Alliance For Change (AFC) Member of Parliament Catherine Hughes recently attended the virtual ‘Internet Governance Forum (IGF) 2020’ themed “Building Trust in a time of COVID-19 response and post COVID-19 recovery”.
MP Hughes said, “The forum offered a range of discussions on the operations of the Internet and brings together participants from the public and private sectors, NGO’s and civil society from countries across the globe.”
She stated, “The issue of “Trust” was a strong theme highlighted in the presentations. How Parliamentarians are viewed on the internet and their ability to utilize the internet effectively to promote their personal and national agendas were highlighted. The ethical issues and the importance of all MP’s starting from a position of truth and the building of trust in the service of their constituencies was emphasized.”
The former Minister of Public Telecommunications said, “There was consensus on the importance of National Parliaments co-operating and exchanging best practices in the current COVID-19 world in dealing with internet related public policy issues. It was further agreed that Parliamentarians have an important task of pushing the legislative agenda which must create new laws or revisions to address the challenges. The protection of citizens in this digital age, issues of protection of personal data, cybercrime, the importance of protecting and respecting individual human rights as laid down in the Universal Declaration of Human Rights are agendas that must be adopted by all Parliaments. Legislation must support and protect citizens. Parliaments must make national legislation and the rules necessary for good governance.”
She reiterated, “The need to advance trust in digital technologies, trust in public officials and trust in the Parliament as an institution was advocated.

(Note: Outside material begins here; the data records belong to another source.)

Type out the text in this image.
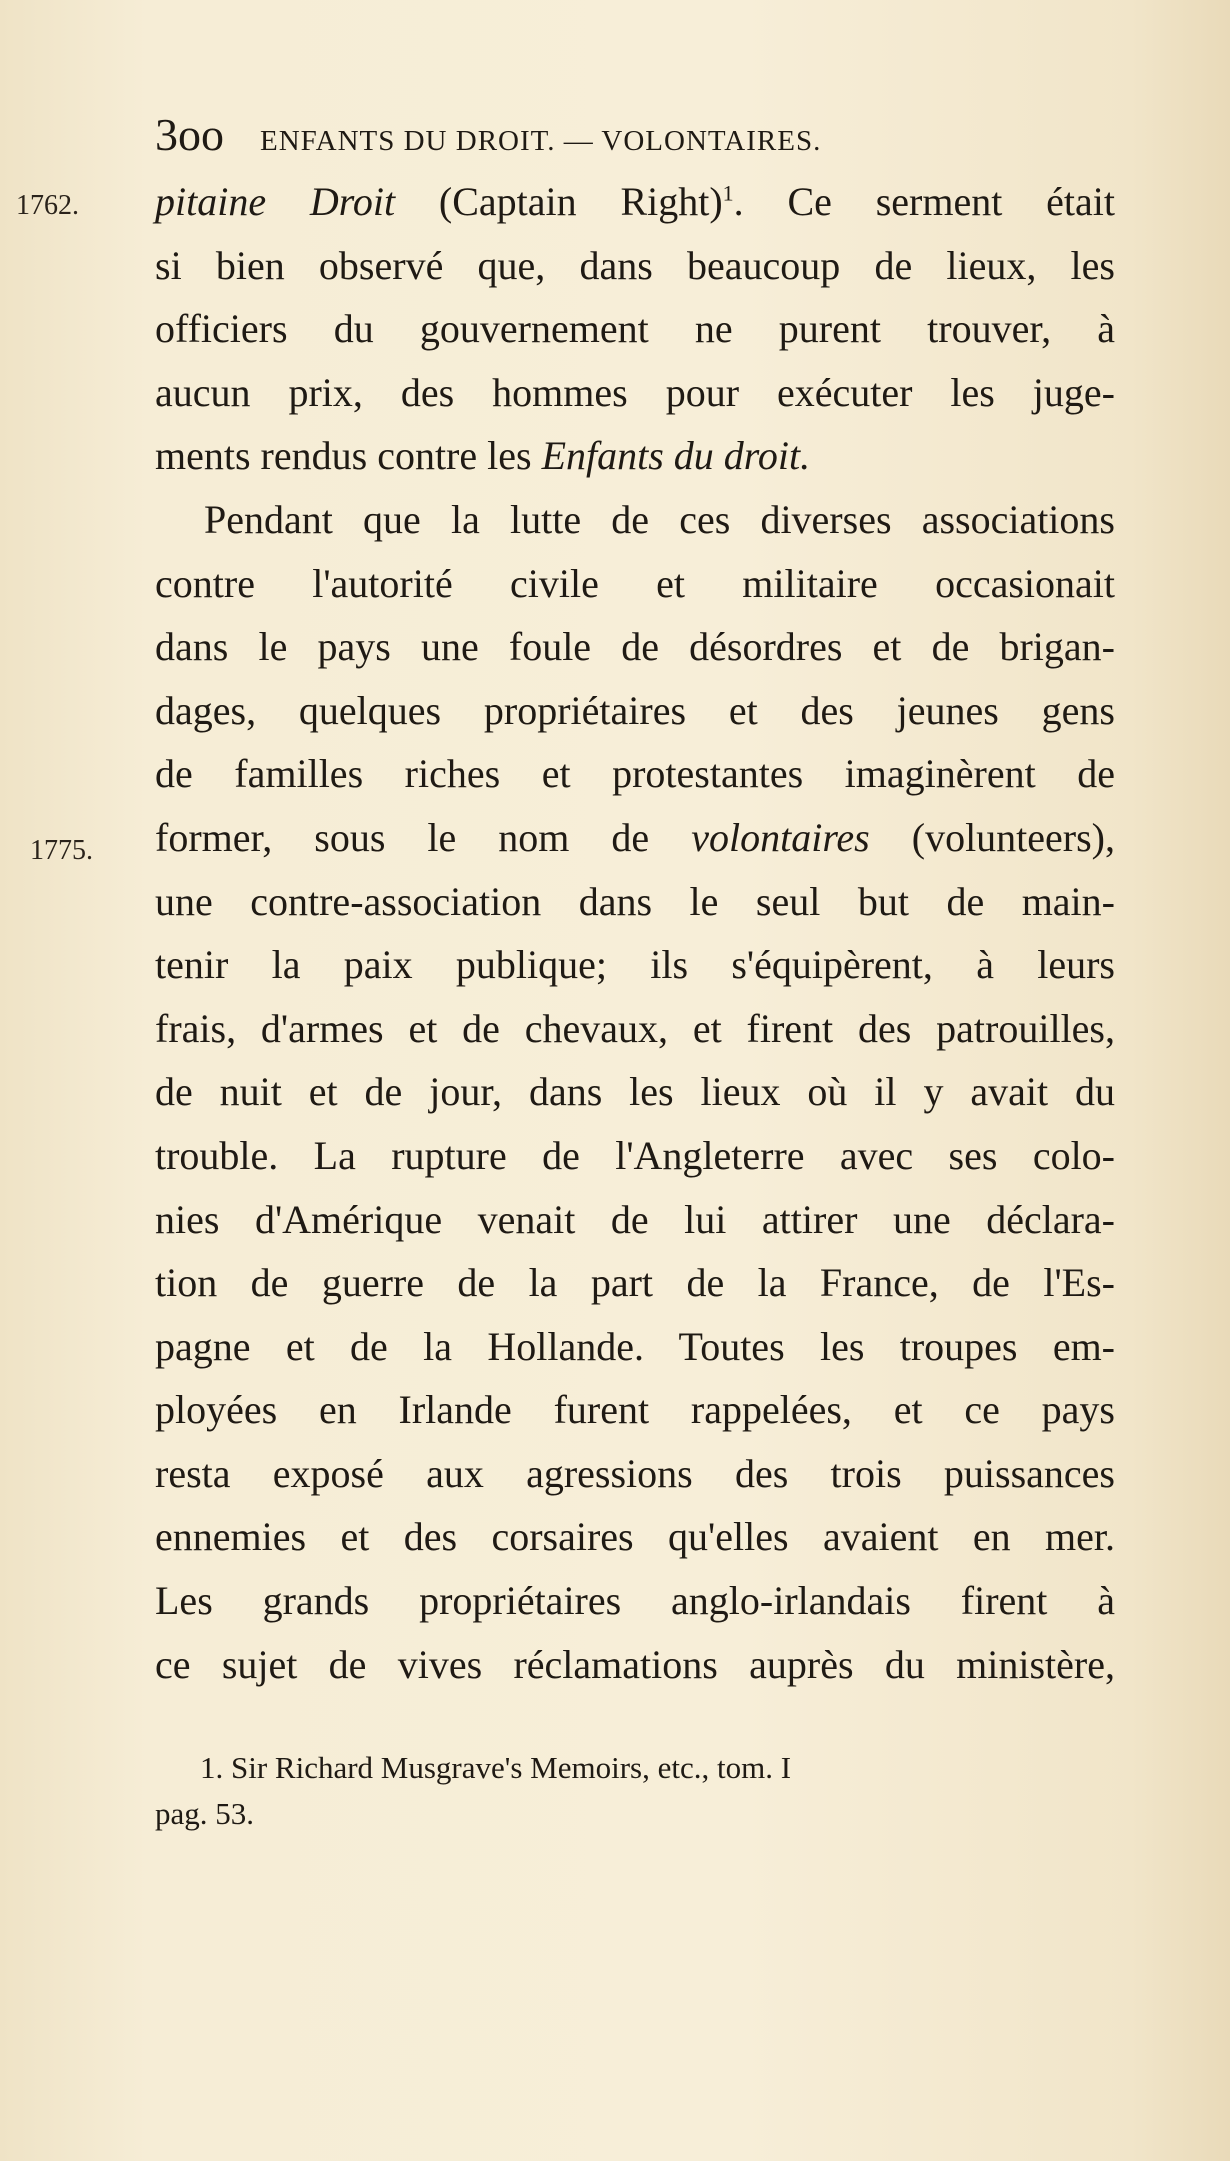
3oo ENFANTS DU DROIT. — VOLONTAIRES.
1762.
1775.
pitaine Droit (Captain Right)$^1$. Ce serment était
si bien observé que, dans beaucoup de lieux, les
officiers du gouvernement ne purent trouver, à
aucun prix, des hommes pour exécuter les juge-
ments rendus contre les Enfants du droit.
Pendant que la lutte de ces diverses associations
contre l'autorité civile et militaire occasionait
dans le pays une foule de désordres et de brigan-
dages, quelques propriétaires et des jeunes gens
de familles riches et protestantes imaginèrent de
former, sous le nom de volontaires (volunteers),
une contre-association dans le seul but de main-
tenir la paix publique; ils s'équipèrent, à leurs
frais, d'armes et de chevaux, et firent des patrouilles,
de nuit et de jour, dans les lieux où il y avait du
trouble. La rupture de l'Angleterre avec ses colo-
nies d'Amérique venait de lui attirer une déclara-
tion de guerre de la part de la France, de l'Es-
pagne et de la Hollande. Toutes les troupes em-
ployées en Irlande furent rappelées, et ce pays
resta exposé aux agressions des trois puissances
ennemies et des corsaires qu'elles avaient en mer.
Les grands propriétaires anglo-irlandais firent à
ce sujet de vives réclamations auprès du ministère,
1. Sir Richard Musgrave's Memoirs, etc., tom. I
pag. 53.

Knowledge, information and communication are key to this and the need to control misinformation and “fake news” is a major challenge in today’s world. The session highlighted that citizens must be able to trust information published online and trust their Parliamentarians. This poses a unique challenge when it comes to deliberate misinformation in politics. Members of Parliament must balance the politics of their political parties with the greater national good, the need for honesty in relation to the people they serve.”

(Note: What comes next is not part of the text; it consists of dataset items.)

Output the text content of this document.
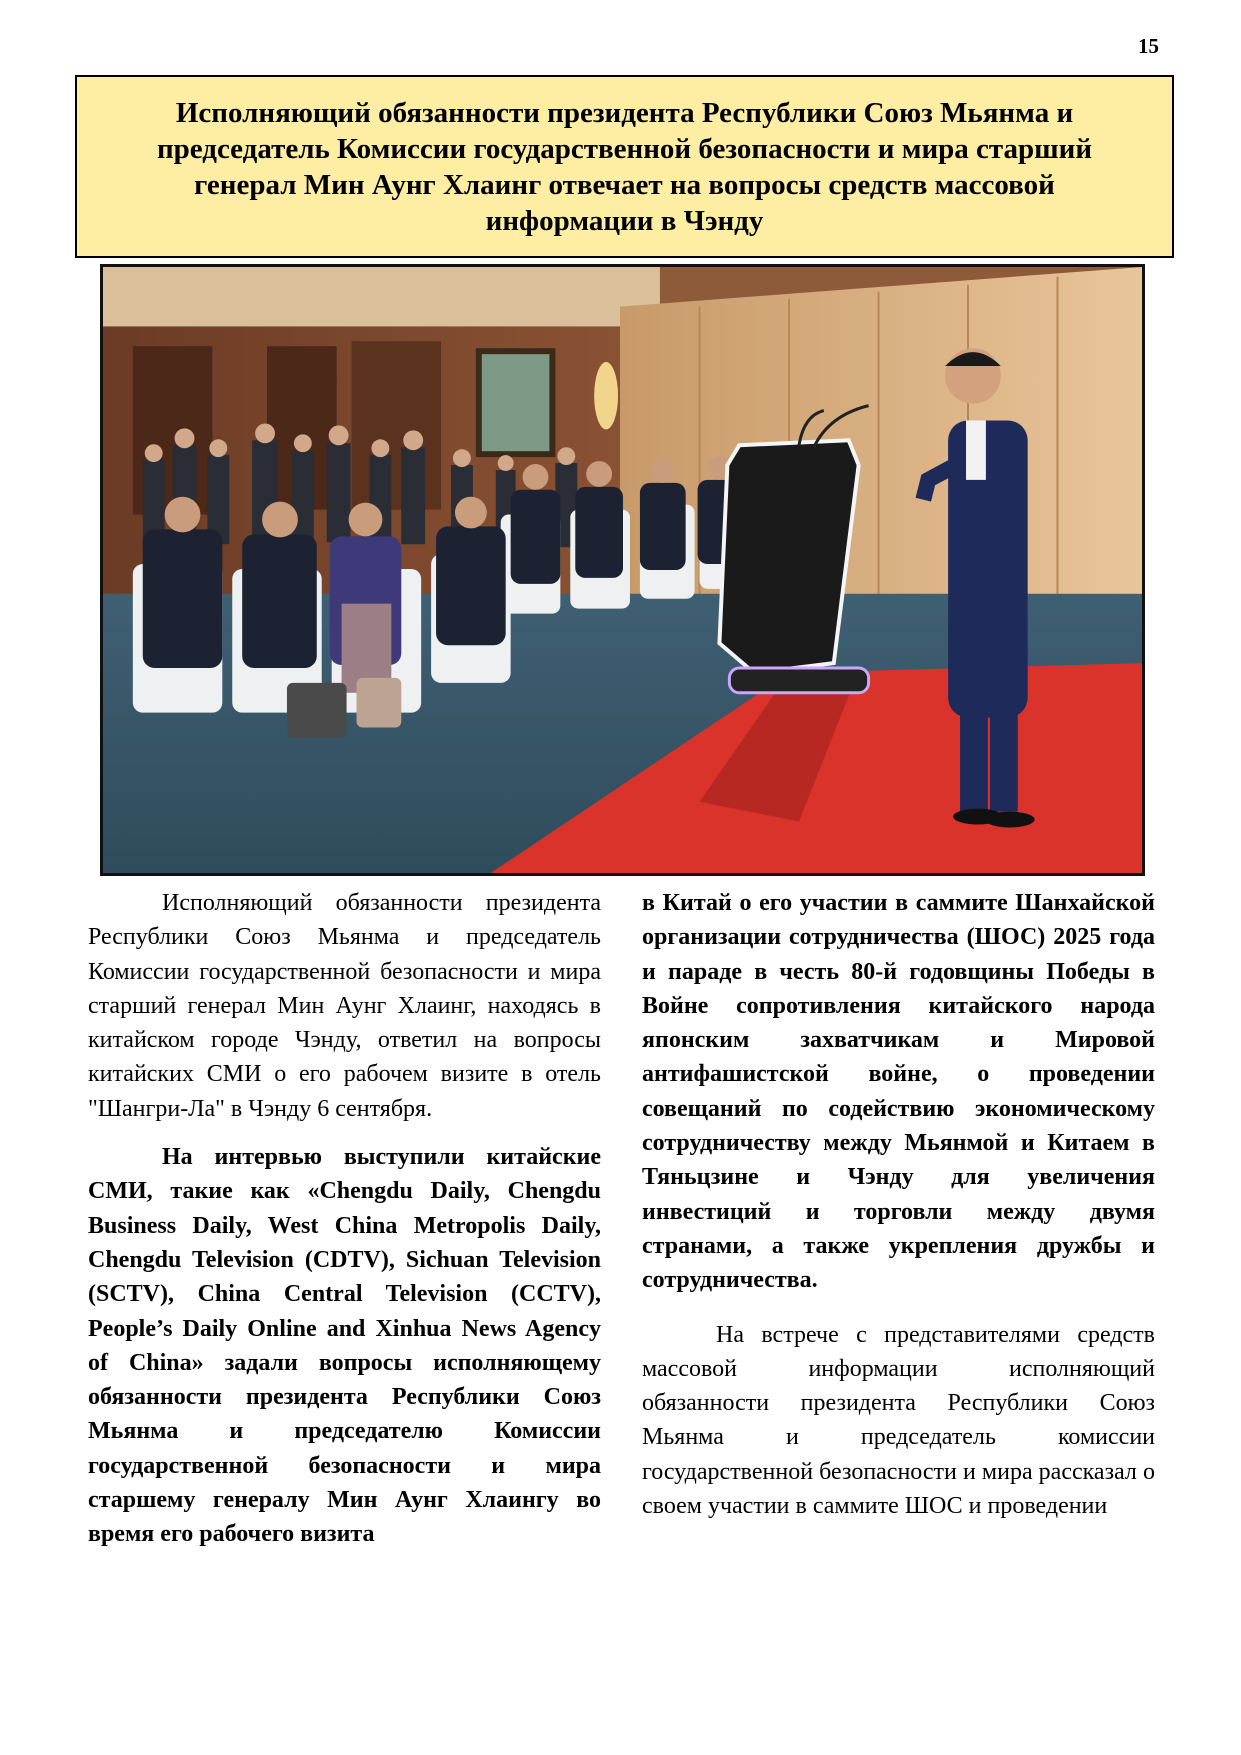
15
Исполняющий обязанности президента Республики Союз Мьянма и председатель Комиссии государственной безопасности и мира старший генерал Мин Аунг Хлаинг отвечает на вопросы средств массовой информации в Чэнду

Исполняющий обязанности президента Республики Союз Мьянма и председатель Комиссии государственной безопасности и мира старший генерал Мин Аунг Хлаинг, находясь в китайском городе Чэнду, ответил на вопросы китайских СМИ о его рабочем визите в отель "Шангри-Ла" в Чэнду 6 сентября.

На интервью выступили китайские СМИ, такие как «Chengdu Daily, Chengdu Business Daily, West China Metropolis Daily, Chengdu Television (CDTV), Sichuan Television (SCTV), China Central Television (CCTV), People’s Daily Online and Xinhua News Agency of China» задали вопросы исполняющему обязанности президента Республики Союз Мьянма и председателю Комиссии государственной безопасности и мира старшему генералу Мин Аунг Хлаингу во время его рабочего визита

в Китай о его участии в саммите Шанхайской организации сотрудничества (ШОС) 2025 года и параде в честь 80-й годовщины Победы в Войне сопротивления китайского народа японским захватчикам и Мировой антифашистской войне, о проведении совещаний по содействию экономическому сотрудничеству между Мьянмой и Китаем в Тяньцзине и Чэнду для увеличения инвестиций и торговли между двумя странами, а также укрепления дружбы и сотрудничества.

На встрече с представителями средств массовой информации исполняющий обязанности президента Республики Союз Мьянма и председатель комиссии государственной безопасности и мира рассказал о своем участии в саммите ШОС и проведении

“The issue of universal access to internet connectivity in all countries was highlighted as of major concern. It was stated that in today’s world access to the internet must be considered a human right, given that in many communities the internet is the only vehicle that allows persons to continue their education, access health and other government services. Given these considerations ensuring equality in access must be of concern to all Parliaments. The case of El Salvador which recently passed a Bill on Universal access as a human right – as a means of ensuring none of its citizens are left behind was shared as a best practice,” MP Hughes stated.

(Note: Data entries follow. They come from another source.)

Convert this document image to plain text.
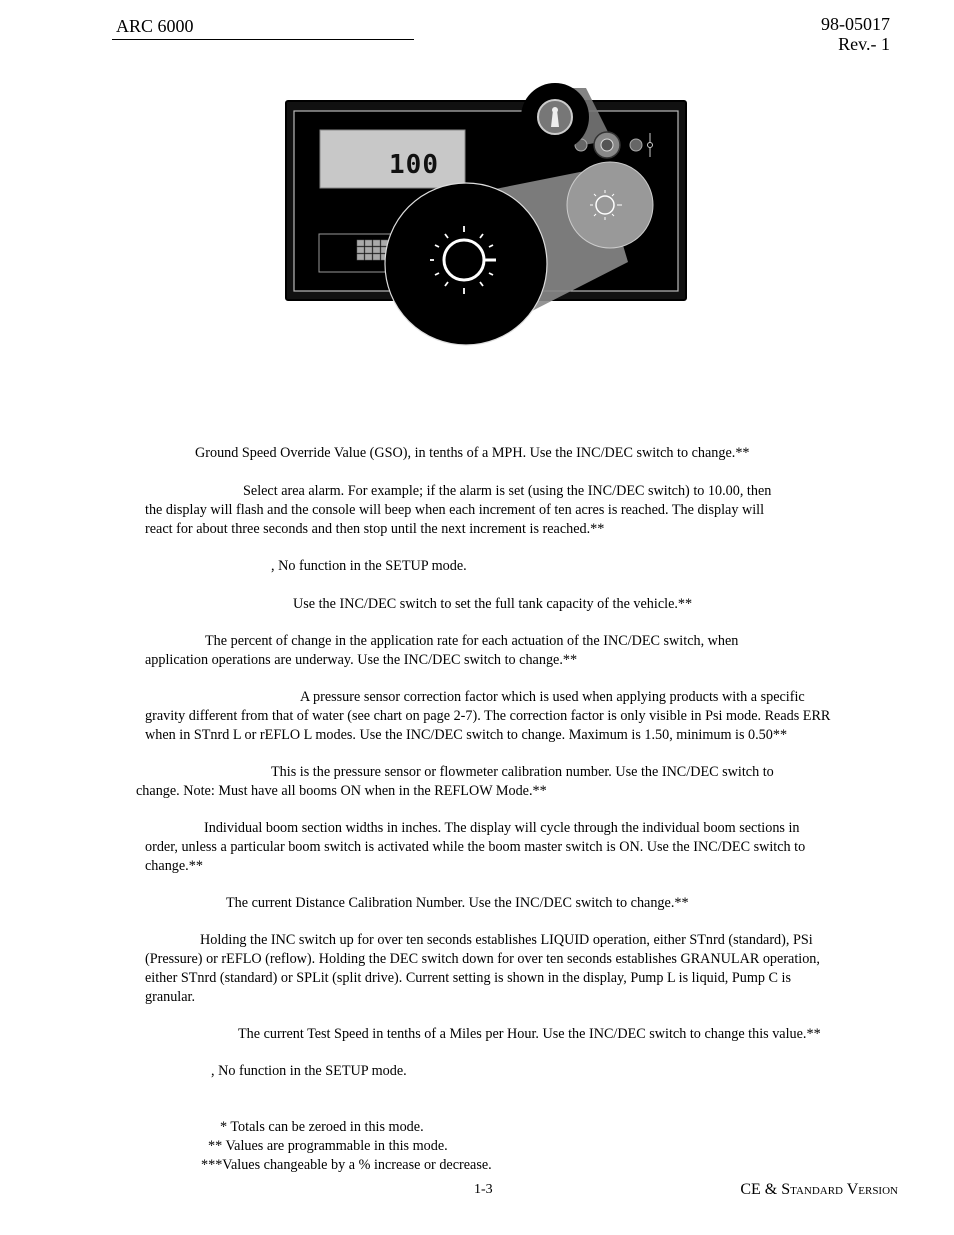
ARC 6000	98-05017
Rev.- 1
100
Ground Speed Override Value (GSO), in tenths of a MPH. Use the INC/DEC switch to change.**
Select area alarm. For example; if the alarm is set (using the INC/DEC switch) to 10.00, then
the display will flash and the console will beep when each increment of ten acres is reached. The display will
react for about three seconds and then stop until the next increment is reached.**
, No function in the SETUP mode.
Use the INC/DEC switch to set the full tank capacity of the vehicle.**
The percent of change in the application rate for each actuation of the INC/DEC switch, when
application operations are underway. Use the INC/DEC switch to change.**
A pressure sensor correction factor which is used when applying products with a specific
gravity different from that of water (see chart on page 2-7). The correction factor is only visible in Psi mode. Reads ERR
when in STnrd L or rEFLO L modes. Use the INC/DEC switch to change. Maximum is 1.50, minimum is 0.50**
This is the pressure sensor or flowmeter calibration number. Use the INC/DEC switch to
change. Note: Must have all booms ON when in the REFLOW Mode.**
Individual boom section widths in inches. The display will cycle through the individual boom sections in
order, unless a particular boom switch is activated while the boom master switch is ON. Use the INC/DEC switch to
change.**
The current Distance Calibration Number. Use the INC/DEC switch to change.**
Holding the INC switch up for over ten seconds establishes LIQUID operation, either STnrd (standard), PSi
(Pressure) or rEFLO (reflow). Holding the DEC switch down for over ten seconds establishes GRANULAR operation,
either STnrd (standard) or SPLit (split drive). Current setting is shown in the display, Pump L is liquid, Pump C is
granular.
The current Test Speed in tenths of a Miles per Hour. Use the INC/DEC switch to change this value.**
, No function in the SETUP mode.
* Totals can be zeroed in this mode.
** Values are programmable in this mode.
***Values changeable by a % increase or decrease.
1-3	CE & Standard Version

It was recognized that most importantly the Internet can make Parliaments more transparent, it makes the study of bills and the ability to connect with citizens on the work of Parliament much easier. It can facilitate more stakeholder engagement, build trust with politicians and assist with bringing laws to the Parliament. In moving forward the deliberations highlighted again the importance of universal access and the role Parliaments can play in eliminating digital exclusion.
The focus in the future must be on how we can connect all Parliaments, Parliamentarians and Citizens. The negative issues associated with the Internet were also highlighted such as – cybercrime, cybersecurity and online bullying. Parliaments were advised to place digitization high on their agenda and to increase international collaboration amongst Parliament to ensure global agreement on the Internet and access must be developed. New laws must be enacted, regulations and safeguards put in place. Governments are bound to support these initiatives so that the digital divide is eliminated.